5. In Silico Pharmaceutics: A New Method to Select Precipitation Inhibitors for Mesoporous Silica
An approach that can incorporate understanding of the drug-polymer interactions with a quick and efficient screening process would be very useful. The COnductor like Screening MOdel for Real Solvents (COSMO-RS) is a quantum mechanical theory, which can be used to derive thermodynamic properties of interest. (Klamt, 1993, 1995, 2003). We proposed excess mixing enthalpies of drug and polymer could be calculated using the COSMO-RS theory. This new approach was applied to screen precipitation inhibitors for three model compounds, all of which showed a strong positive correlation between the rank assigned based on the calculated free enthalpy of mixing and the overall formulation performance.
6. Conclusion
This body of work aimed to improve the processes underpinning the design and development of mesoporous silica with precipitation inhibitors. Firstly, this involved two extensive literature reviews in the area of solubility enhancement formulation technologies and precipitation inhibition. Secondly, a mechanistic rational and experimental approach was developed to improve the formulation of precipitation inhibitors with mesoporous silica, the “co-incorporation” approach significantly improved process efficiency and formulation performance. Finally, combining insights from the aforementioned review, and learnings from the mechanistic analysis of the “co-incorporation” approach, an in silico screening protocol was developed to calculate the enthalpy of interaction between drug and polymer, to identify the most optimal precipitation inhibitor for a given formulation.
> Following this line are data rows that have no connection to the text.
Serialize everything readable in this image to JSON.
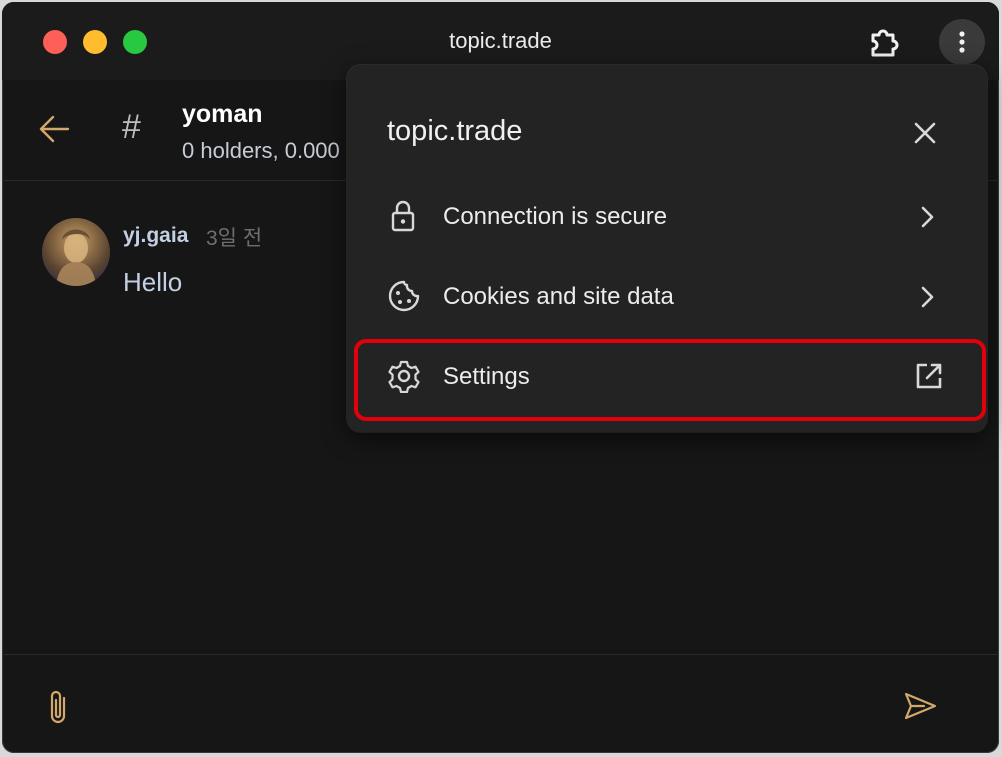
{
  "window": {
    "title": "topic.trade"
  },
  "icons": {
    "extension": "puzzle-icon",
    "more": "more-vertical-icon",
    "back": "arrow-left-icon",
    "hash": "hash-icon",
    "attach": "paperclip-icon",
    "send": "send-icon",
    "lock": "lock-icon",
    "cookie": "cookie-icon",
    "gear": "gear-icon",
    "chevron": "chevron-right-icon",
    "external": "external-link-icon",
    "close": "close-icon"
  },
  "channel": {
    "hash": "#",
    "name": "yoman",
    "subtitle": "0 holders, 0.000"
  },
  "messages": [
    {
      "user": "yj.gaia",
      "time": "3일 전",
      "text": "Hello"
    }
  ],
  "popup": {
    "title": "topic.trade",
    "items": [
      {
        "label": "Connection is secure"
      },
      {
        "label": "Cookies and site data"
      },
      {
        "label": "Settings"
      }
    ]
  },
  "colors": {
    "accent": "#d3a86a",
    "highlight": "#e3000b",
    "background": "#161616",
    "popup": "#232323"
  }
}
Mesoporous silica has emerged as an enabling formulation for poorly soluble active pharmaceutical ingredients (APIs). Unlike other formulations, mesoporous silica typically does not inhibit precipitation of supersaturated API therefore, a suitable precipitation inhibitor (PI) should be added to increase absorption from the gastrointestinal (GI) tract. However, there is limited research about optimal processes for combining PIs with silica formulations. Typically, the PI is added by simply blending the API-loaded silica mechanically with the selected PI. This has the drawback of an additional blending step and may also not be optimal with regard to release of drug and PI. By contrast, loading PI simultaneously with the API onto mesoporous silica, i.e. co-incorporation, is attractive from both a performance and practical perspective. The aim of this study was to demonstrate the utility of a co-incorporation approach for combining PIs with silica formulations, and to develop a mechanistic rationale for improvement of the performance of silica formulations using the co-incorporation approach. The results indicate that co-incorporating HPMCAS with glibenclamide onto silica significantly improved the extent and duration of drug supersaturation in single-medium and transfer dissolution experiments. Extensive spectroscopic characterization of the formulation revealed that the improved performance was related to the formation of drug-polymer interactions already in the solid state; the immobilization of API-loaded silica on HPMCAS plates, which prevents premature release and precipitation of API; and drug-polymer proximity on disintegration of the formulation, allowing for rapid onset of precipitation inhibition. The data suggests that co-incorporating the PI with the API is appealing for silica formulations from both a practical and formulation performance perspective.